Democrats Seek to Highlight Lawsuits in Sutton-Ganley Race

Political handicappers knew that lawmakers like Reps. Mary Jo Kilroy (D-OH), Steve Driehaus (D-OH), Zack Space (D-OH) and John Boccieri (D-OH) would be in the Republican crosshairs for this election cycle. Few thought that sophomore Rep. Betty Sutton (D-OH) would be among them.

Think again.

Sutton is locked in a statistical dead heat with political neophyte and Republican nominee Tom Ganley. A Republican poll compiled by Ayres, McHenry and Associates last month showed Sutton pulling in 43 percent of the vote compared to Ganley's 41 percent. And, Ganley has significantly deeper campaign coffers than Sutton. For the last reporting period available, Ganley has nearly $2.7 million (much of it from his own bank account). Sutton boasts a paltry $600,000.

Ganley is an outsider who run a series of car dealerships in northeast Ohio. He bills himself as operating an "automotive empire." Sutton succeeded Sen. Sherrod Brown (D-OH) in the House in 2006 when he defeated then-Sen. Mike DeWine (R-OH). She's polled more than 60 percent of the vote in both of her House contests. Before coming to Washington, Sutton served in the state legislature.

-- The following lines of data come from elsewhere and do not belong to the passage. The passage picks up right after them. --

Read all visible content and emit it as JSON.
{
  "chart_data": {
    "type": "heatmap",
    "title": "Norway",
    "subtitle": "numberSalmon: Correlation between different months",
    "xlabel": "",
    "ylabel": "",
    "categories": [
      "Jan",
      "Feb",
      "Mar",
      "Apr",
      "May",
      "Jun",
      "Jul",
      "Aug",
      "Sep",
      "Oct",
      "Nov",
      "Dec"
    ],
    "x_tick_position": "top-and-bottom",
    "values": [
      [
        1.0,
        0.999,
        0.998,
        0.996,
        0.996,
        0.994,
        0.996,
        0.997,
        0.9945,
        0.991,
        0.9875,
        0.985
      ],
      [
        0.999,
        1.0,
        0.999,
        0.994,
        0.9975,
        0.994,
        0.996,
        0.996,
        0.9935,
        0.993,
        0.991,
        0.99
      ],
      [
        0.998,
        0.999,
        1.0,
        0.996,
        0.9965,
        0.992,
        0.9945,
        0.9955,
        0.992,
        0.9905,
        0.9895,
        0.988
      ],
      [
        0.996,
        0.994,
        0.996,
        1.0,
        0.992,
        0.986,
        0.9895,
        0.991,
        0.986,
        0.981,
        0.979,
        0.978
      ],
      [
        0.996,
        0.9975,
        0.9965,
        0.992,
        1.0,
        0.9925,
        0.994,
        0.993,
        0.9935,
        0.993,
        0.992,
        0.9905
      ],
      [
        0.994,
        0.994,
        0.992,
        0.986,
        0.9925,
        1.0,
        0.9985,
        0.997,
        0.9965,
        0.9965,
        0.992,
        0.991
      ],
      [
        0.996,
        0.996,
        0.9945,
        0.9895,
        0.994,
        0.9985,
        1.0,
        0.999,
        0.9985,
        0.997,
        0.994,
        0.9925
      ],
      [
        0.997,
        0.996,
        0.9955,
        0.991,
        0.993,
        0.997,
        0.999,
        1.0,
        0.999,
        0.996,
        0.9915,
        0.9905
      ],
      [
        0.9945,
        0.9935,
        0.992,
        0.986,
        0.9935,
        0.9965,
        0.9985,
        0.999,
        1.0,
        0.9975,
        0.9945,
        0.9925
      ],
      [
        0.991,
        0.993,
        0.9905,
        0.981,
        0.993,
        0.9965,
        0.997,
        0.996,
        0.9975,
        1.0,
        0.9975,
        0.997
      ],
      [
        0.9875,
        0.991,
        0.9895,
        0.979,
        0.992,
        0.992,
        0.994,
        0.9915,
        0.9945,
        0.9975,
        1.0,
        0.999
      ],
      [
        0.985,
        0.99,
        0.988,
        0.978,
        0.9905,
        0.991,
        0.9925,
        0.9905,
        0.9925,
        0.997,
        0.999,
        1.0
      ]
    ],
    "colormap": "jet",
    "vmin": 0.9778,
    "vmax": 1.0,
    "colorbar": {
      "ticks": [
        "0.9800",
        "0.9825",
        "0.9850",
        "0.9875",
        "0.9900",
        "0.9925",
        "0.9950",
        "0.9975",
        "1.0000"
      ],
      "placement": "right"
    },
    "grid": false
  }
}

Usually veteran politicians with extensive legislative histories are on the hot-seat in competitive races. But in this year's contest, Democrats are trying to highlight a series of legal pockmarks that dot Ganley's business record.

Over the years, several of Ganley's employees have filed a series of discrimination claims. Former Ganley used car sales manager Kristy Burdue argues she wasn't paid as much as her male counterparts. Burdue was fired in July. She sued asking for "economic damages." The case awaits a jury trial.

Ganley awarded former employees Boris Osadciw and John Poulton compensatory damages after they sued for age discrimination. And a race discrimination case remains open. Ganley's dealerships have also faced lawsuits from upset customers arguing they were sold lemons or that Ganley's dealerships reneged on financing promises.

"Tom Ganley is a dishonest car salesman who got rich by lying, bullying and ripping off hardworking people in Ohio," said Ryan Rudominer, a spokesman for the Democratic Congressional Campaign Committee.

In an email, Ganley campaign spokeswoman Meghan Snyder declined to comment about pending litigation involving Ganley. But she argued that things are going to happen when one runs auto dealerships for 42 years. Snyder said that some have falsely attacked the company and Ganley himself.

"Tom is very proud of his record," Snyder said. She noted that Ganley currently employees 1,000 people across 32 dealerships and sells close to 30,000 cars annually. His dealerships work on nearly a quarter of a million automobiles a year.

"I can assure you that Tom and the entire Ganley organization comply fully with all hiring and firing laws and all labor laws," Snyder said.

Moreover, Snyder turned fire on Sutton. On Capitol Hill, Sutton is known for burning through staff. For instance, at least nine different Sutton aides have handled press inquiries over the years.

"Ms. Sutton is no stranger to staff turnover," Snyder said.

A Democratic source who watches the race declared the comparison between Ganley and Sutton's employment issues to be "absurd."

"Only Tom Ganley has been sued over 400 times for discriminating against his employees and for ripping off his customers," the source said.

For their part, Ganley's campaign wants to voters to know about his work with the FBI to break up organized crime and his citation as the 2006 "Man of the Year" by the Cuyahoga County Police Chiefs Association.

President Obama speaks in Cleveland Wednesday, touting his efforts to restore Ohio's beleaguered economy. But the Sutton campaign says the Congresswoman won't be in attendance.